On 06/11/2012 8:18 pm, Josef Wolf wrote:

I know, I should never rebase published branches. But...

The major trouble with making rewritten branches public is one of merges.

Assume I have two local repos, A and B, sharing a single remote. I create a branch in A, push it to the remote, then fetch it into B. I then re-write the branch in A and force-push it, and fetch from B.

As far as B is now concerned, its local history diverges from the remote's -- a scenario which must be resolved, usually through a merge, before any work can be pushed. Unfortunately, this merge merges together the two versions of history -- the old one from B's local history, and the new one from the remote -- leading to a mess. If B then pushes, this mess is published.

So "published", in the "don't rewrite published branches" sense, means "a branch which someone else might regularly pull from, and in doing so merge together two versions of history".

In general, remembering that you've pushed rewritten history, and to makes sure that you haven't merged two versions of history after a merge/pull, is sufficient. After rewriting history on a remote, rebase / pull --rebase on a local, un-rewritten branch is sufficient to avoid the merging-two-versions-of-history nightmare.

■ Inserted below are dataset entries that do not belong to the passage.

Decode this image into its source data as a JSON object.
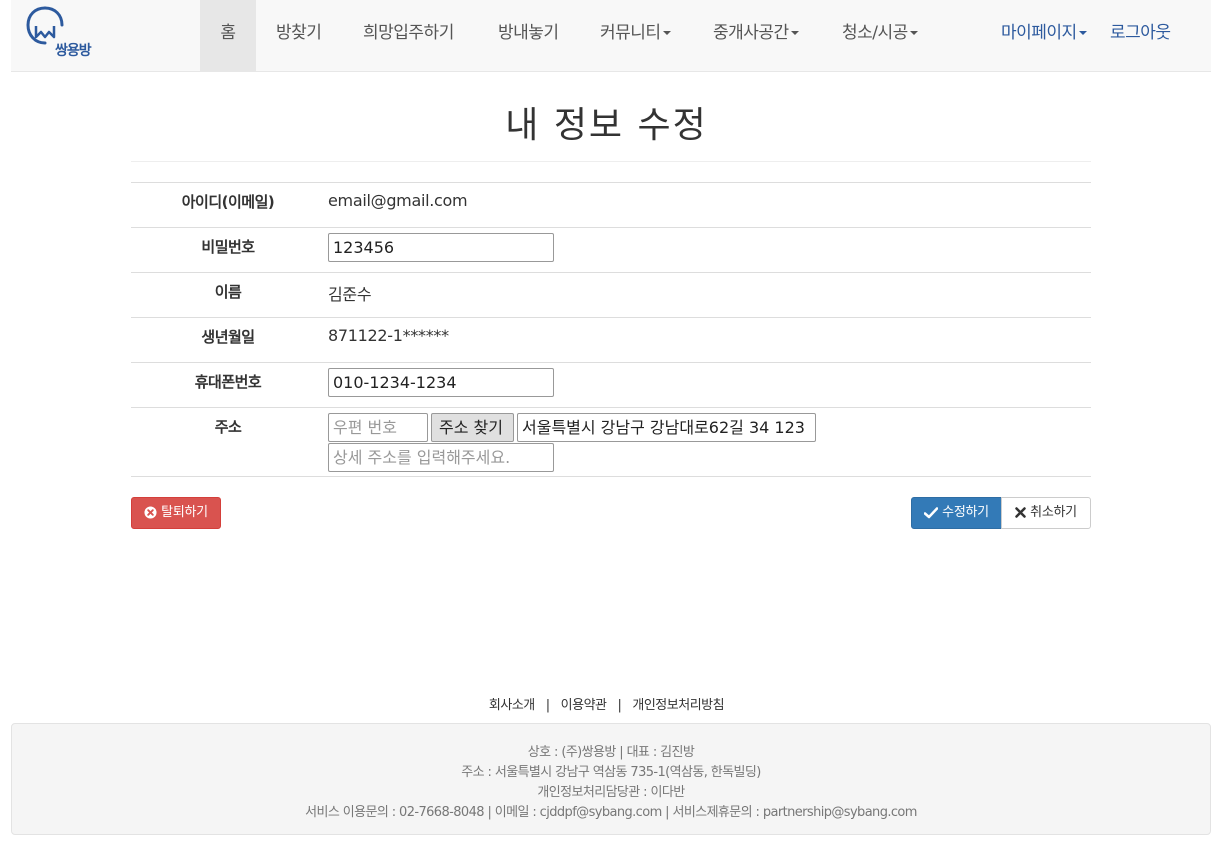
{
  "brand": {
    "name": "쌍용방",
    "color": "#2d5a9e"
  },
  "nav": {
    "items": [
      {
        "label": "홈",
        "active": true
      },
      {
        "label": "방찾기"
      },
      {
        "label": "희망입주하기"
      },
      {
        "label": "방내놓기"
      },
      {
        "label": "커뮤니티",
        "dropdown": true
      },
      {
        "label": "중개사공간",
        "dropdown": true
      },
      {
        "label": "청소/시공",
        "dropdown": true
      }
    ],
    "right": [
      {
        "label": "마이페이지",
        "dropdown": true
      },
      {
        "label": "로그아웃"
      }
    ]
  },
  "page": {
    "title": "내 정보 수정"
  },
  "form": {
    "id": {
      "label": "아이디(이메일)",
      "value": "email@gmail.com"
    },
    "password": {
      "label": "비밀번호",
      "value": "123456"
    },
    "name": {
      "label": "이름",
      "value": "김준수"
    },
    "birth": {
      "label": "생년월일",
      "value": "871122-1******"
    },
    "phone": {
      "label": "휴대폰번호",
      "value": "010-1234-1234"
    },
    "address": {
      "label": "주소",
      "zip_placeholder": "우편 번호",
      "search_button": "주소 찾기",
      "value": "서울특별시 강남구 강남대로62길 34 123",
      "detail_placeholder": "상세 주소를 입력해주세요."
    }
  },
  "buttons": {
    "withdraw": "탈퇴하기",
    "save": "수정하기",
    "cancel": "취소하기"
  },
  "footer": {
    "links": [
      "회사소개",
      "이용약관",
      "개인정보처리방침"
    ],
    "lines": [
      "상호 : (주)쌍용방 | 대표 : 김진방",
      "주소 : 서울특별시 강남구 역삼동 735-1(역삼동, 한독빌딩)",
      "개인정보처리담당관 : 이다반",
      "서비스 이용문의 : 02-7668-8048 | 이메일 : cjddpf@sybang.com | 서비스제휴문의 : partnership@sybang.com"
    ]
  },
  "colors": {
    "danger": "#d9534f",
    "primary": "#337ab7",
    "link": "#2d5a9e"
  }
}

See "RECOVERING FROM UPSTREAM REBASE" in man git-rebase for a more in-depth explanation and more discussion of solutions.

I frequently work on different computers and would like to share my private
branches across them. When done and the feature is in a good shape, I'd like
to rebase to clean up history before I make it available to other people.

Rebasing a branch which is about to be deleted (after merging, presumably) is generally regarded as fine, provided you're not expecting people to base work on the branch before it's rewritten.